Information Products

Commodities

  • Agronomic: barley, corn, soybeans

Practices

  • Crop Production: conservation tillage, cover crops, crop improvement and selection, crop rotation, double cropping, nutrient management
  • Education and Training: demonstration
  • Energy: byproduct utilization
  • Farm Business Management: community-supported agriculture, farm-to-institution, farm-to-restaurant
  • Natural Resources/Environment: biodiversity, carbon sequestration
  • Pest Management: prevention
  • Production Systems: dryland farming
  • Soil Management: composting, soil analysis, soil microbiology, soil physics, soil quality/health
  • Sustainable Communities: local and regional food systems, new business opportunities, partnerships, urban/rural integration

    Abstract:

    Nebraska’s growers are struggling to integrate sustainable cropping systems vs. the customary corn and soybean systems. Primarily because of economic and climate constraints, crop rotations have not changed.  

    We explored the viability of malted barley production. Expanding crop diversity with barley would impact soil biology, increase unique residue covers and enhance soil resiliency. It would also allow double cropping through legumes or grazing cover crops.

    Winter barley production in Nebraska has been unreliable primarily because of winter kill. Dr. Stephen Baenziger’s research, University of NE-Lincoln, is demonstrating initial success with barley production. He is introducing new and hardier varieties that are adapted to our climate. We compared forms of nutrients and examined interplay with soil temperature, moisture and surface air temperature as well as determine if the barley meets brewers’ specifications.
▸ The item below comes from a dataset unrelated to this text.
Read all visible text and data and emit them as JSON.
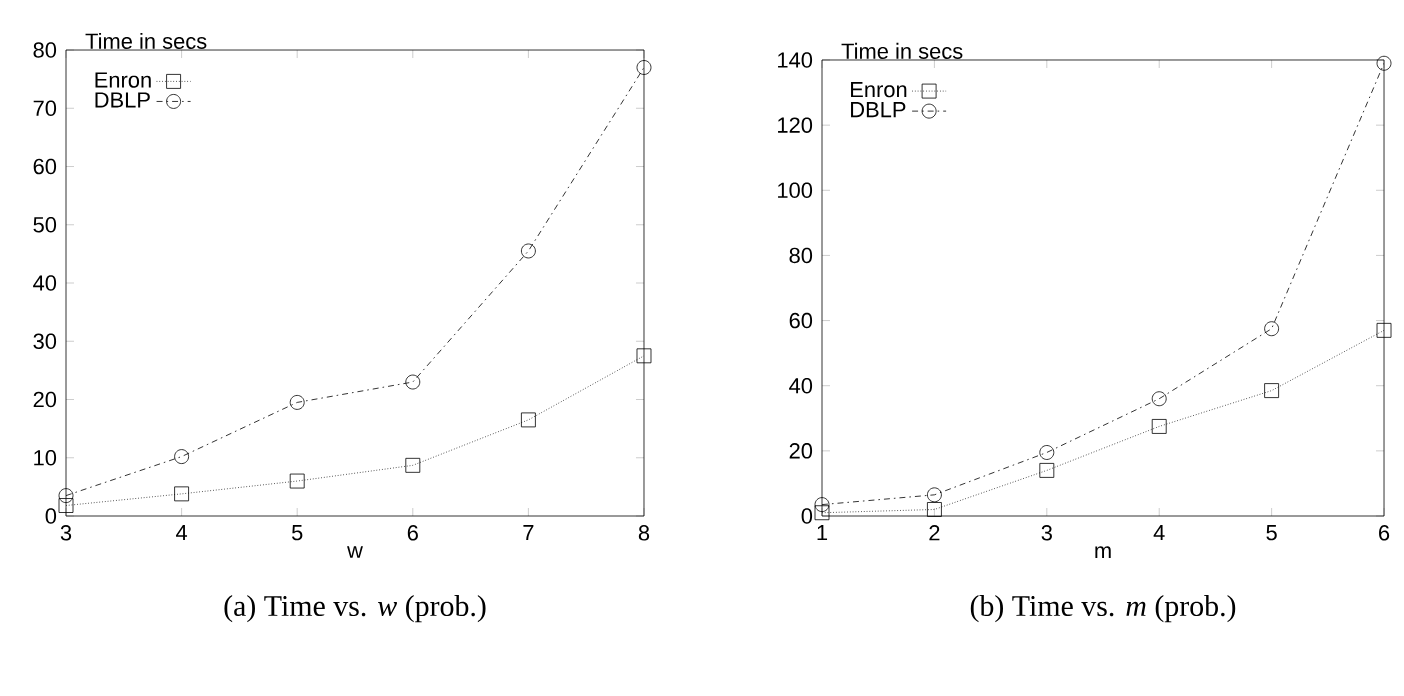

    It appears that the combination of improved genetics and soil cropping systems managed to mitigate climate impacts will sustain winter barley production in Nebraska. There are still two major challenges to proving if this crop is economically viable: 1) the market for a premium buyer requires significant logistical investments of time and infrastructure; and 2) managing planting, spraying, and harvest within a corn-bean rotation more often than not leads to less than desirable planting dates. 

    Project objectives:

    • Determine if winter malted barley is viable to crop rotations in Nebraska and is economically sustainable
    • Examine the impact of prior crop rotations upon the physical, biological and chemical properties of the soil and weather resiliency
    • Assess the impact of barley upon soil and air temperature and soil moisture
    • Compare nutrients and identify the fertility requirements for Nebraska’s soils that meet barley brewing standards
    • Determine if malted barley can be grown to meet brewing standards
    • Establish a network and contact list for barley producers with the brewing industry
    Any opinions, findings, conclusions, or recommendations expressed in this publication are those of the author(s) and do not necessarily reflect the view of the U.S. Department of Agriculture or SARE.